Application example 2A method for degrading surface trapped pollutants by a multifunctional nanofiltration membrane comprises the following steps:

the multifunctional nanofiltration membrane prepared in example 1 was used to perform a membrane separation test on a 20ppm congo red aqueous solution, and a cross-flow nanofiltration test apparatus was used, the test temperature was 25 ℃, the test pressure was set to 2bar, and the retention of the obtained dye was about 100%. After 2000mL of test solution is separated, the trapped pollutants deposited on the surface of the nanofiltration membrane are irradiated by simulated sunlight, and the irradiation light intensity is 200mW/cm²Under the condition of (1), after the irradiation time is 3 hours, the pollutants deposited on the surface can be completely mineralized and decomposed, and the surface nanofiltration membrane has better photocatalysis self-cleaning anti-pollution capacity, and the result is shown in figure 4.
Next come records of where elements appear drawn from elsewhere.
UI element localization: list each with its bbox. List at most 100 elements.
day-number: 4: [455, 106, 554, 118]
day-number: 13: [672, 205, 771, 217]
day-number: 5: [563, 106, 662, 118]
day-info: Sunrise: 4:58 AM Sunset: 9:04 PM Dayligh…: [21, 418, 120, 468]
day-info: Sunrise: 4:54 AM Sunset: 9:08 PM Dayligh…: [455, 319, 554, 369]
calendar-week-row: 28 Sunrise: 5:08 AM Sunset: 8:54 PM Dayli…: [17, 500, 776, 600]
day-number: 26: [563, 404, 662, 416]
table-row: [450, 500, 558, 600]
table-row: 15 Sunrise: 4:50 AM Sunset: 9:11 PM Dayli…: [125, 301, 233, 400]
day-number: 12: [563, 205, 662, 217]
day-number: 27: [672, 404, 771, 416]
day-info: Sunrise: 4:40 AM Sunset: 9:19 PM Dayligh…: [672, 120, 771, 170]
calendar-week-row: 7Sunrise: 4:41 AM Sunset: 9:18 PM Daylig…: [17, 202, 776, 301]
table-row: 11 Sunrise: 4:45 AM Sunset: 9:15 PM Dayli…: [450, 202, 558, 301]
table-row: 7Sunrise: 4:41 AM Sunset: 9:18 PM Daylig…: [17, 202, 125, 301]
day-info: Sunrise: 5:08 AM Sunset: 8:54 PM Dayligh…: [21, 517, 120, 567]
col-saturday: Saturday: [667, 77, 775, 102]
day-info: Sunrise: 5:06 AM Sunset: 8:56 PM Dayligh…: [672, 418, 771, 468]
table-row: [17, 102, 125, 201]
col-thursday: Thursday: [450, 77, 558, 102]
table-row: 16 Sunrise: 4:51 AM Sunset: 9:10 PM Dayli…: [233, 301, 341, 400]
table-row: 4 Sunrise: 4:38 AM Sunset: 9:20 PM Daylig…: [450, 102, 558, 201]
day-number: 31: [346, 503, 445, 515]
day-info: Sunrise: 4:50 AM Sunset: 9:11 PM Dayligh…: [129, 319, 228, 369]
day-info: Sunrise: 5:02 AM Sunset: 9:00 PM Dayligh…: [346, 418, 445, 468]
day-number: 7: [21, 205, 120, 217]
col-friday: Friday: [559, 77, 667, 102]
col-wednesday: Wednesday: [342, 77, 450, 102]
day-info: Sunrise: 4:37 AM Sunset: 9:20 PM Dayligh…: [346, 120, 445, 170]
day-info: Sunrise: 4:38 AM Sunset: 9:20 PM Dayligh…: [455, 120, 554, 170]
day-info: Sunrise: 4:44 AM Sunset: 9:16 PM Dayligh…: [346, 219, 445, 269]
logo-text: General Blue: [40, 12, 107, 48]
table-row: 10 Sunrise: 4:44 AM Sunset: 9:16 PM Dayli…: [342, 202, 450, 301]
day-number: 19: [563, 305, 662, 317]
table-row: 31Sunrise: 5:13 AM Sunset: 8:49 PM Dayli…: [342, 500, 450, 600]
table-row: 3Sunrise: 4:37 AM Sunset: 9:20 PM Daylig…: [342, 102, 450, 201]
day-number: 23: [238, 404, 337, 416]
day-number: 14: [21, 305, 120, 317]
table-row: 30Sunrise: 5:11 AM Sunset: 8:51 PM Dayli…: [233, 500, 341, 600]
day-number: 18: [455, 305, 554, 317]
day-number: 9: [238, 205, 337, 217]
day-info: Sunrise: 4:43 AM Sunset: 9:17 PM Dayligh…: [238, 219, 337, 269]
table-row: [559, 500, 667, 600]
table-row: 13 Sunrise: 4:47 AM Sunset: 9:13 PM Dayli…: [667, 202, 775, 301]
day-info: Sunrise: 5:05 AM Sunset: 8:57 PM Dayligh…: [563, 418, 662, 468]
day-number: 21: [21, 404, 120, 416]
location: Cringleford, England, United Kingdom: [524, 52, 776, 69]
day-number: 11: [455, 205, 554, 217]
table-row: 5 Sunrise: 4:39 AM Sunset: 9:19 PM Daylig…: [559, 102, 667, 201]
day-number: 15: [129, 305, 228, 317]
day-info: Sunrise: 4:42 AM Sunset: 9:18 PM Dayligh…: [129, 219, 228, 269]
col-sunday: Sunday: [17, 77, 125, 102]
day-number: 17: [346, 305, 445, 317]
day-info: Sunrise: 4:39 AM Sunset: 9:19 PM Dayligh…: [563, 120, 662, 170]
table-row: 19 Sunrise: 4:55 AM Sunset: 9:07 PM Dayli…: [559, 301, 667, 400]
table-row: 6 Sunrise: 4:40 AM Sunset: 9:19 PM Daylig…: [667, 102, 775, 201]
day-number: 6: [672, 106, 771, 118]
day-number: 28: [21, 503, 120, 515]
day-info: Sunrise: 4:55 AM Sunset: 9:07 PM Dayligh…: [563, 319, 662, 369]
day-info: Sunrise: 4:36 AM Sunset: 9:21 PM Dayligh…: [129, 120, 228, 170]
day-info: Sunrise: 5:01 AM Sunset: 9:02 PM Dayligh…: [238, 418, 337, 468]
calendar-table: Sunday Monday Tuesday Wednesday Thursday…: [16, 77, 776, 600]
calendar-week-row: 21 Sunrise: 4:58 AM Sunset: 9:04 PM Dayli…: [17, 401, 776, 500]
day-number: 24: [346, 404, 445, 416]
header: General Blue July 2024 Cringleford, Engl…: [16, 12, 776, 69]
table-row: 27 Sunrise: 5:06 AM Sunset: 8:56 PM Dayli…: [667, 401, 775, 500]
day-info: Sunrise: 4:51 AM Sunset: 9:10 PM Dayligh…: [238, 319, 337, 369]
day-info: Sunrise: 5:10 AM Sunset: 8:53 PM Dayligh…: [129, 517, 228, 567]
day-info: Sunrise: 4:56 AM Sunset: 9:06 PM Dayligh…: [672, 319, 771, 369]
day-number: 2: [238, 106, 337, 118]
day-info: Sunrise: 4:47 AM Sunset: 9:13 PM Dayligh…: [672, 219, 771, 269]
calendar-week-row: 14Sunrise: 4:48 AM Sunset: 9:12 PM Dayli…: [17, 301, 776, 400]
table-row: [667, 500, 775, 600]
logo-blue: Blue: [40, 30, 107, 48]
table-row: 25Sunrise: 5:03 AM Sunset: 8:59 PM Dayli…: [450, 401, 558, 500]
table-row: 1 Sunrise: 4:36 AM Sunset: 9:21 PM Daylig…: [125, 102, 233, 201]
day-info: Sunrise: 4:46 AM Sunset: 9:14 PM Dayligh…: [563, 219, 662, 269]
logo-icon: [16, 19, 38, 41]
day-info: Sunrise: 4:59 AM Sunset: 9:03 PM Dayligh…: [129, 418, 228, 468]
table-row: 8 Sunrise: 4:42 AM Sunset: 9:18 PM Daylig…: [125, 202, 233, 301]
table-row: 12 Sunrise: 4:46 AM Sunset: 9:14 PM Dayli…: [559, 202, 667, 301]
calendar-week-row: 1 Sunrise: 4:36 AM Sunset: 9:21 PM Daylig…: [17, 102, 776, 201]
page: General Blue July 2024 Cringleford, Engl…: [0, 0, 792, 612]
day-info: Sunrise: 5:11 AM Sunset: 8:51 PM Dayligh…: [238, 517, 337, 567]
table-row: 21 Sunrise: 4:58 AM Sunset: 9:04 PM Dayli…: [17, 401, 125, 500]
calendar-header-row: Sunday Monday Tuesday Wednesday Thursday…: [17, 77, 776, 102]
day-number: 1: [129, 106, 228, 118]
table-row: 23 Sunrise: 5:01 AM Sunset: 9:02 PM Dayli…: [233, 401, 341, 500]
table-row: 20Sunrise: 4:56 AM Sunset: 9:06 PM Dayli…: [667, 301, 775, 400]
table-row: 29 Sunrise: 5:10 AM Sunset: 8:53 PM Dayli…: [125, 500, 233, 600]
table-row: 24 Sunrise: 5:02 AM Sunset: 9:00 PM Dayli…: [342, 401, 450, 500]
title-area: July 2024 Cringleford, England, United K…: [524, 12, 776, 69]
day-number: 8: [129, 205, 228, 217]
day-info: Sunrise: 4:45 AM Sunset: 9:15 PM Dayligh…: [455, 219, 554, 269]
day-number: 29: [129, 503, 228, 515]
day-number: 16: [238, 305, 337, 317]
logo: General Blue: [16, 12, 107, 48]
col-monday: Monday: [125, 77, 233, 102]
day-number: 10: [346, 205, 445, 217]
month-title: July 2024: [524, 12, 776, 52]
Fig. 4(a) is a UV-vis graph of the stock solution and the filtrate before and after passing the dye solution through the nanofiltration membrane modified with the carbon nitride hydrophilic layer of application example 2. And (b) the content of pollutants on the surface of the nanofiltration membrane modified by the carbon nitride hydrophilic layer is changed before and after 3 hours of simulated sunlight illumination.

The present invention is not limited to the above preferred embodiments, and any modifications, equivalent substitutions, improvements, etc. within the spirit and principle of the present invention should be included in the protection scope of the present invention.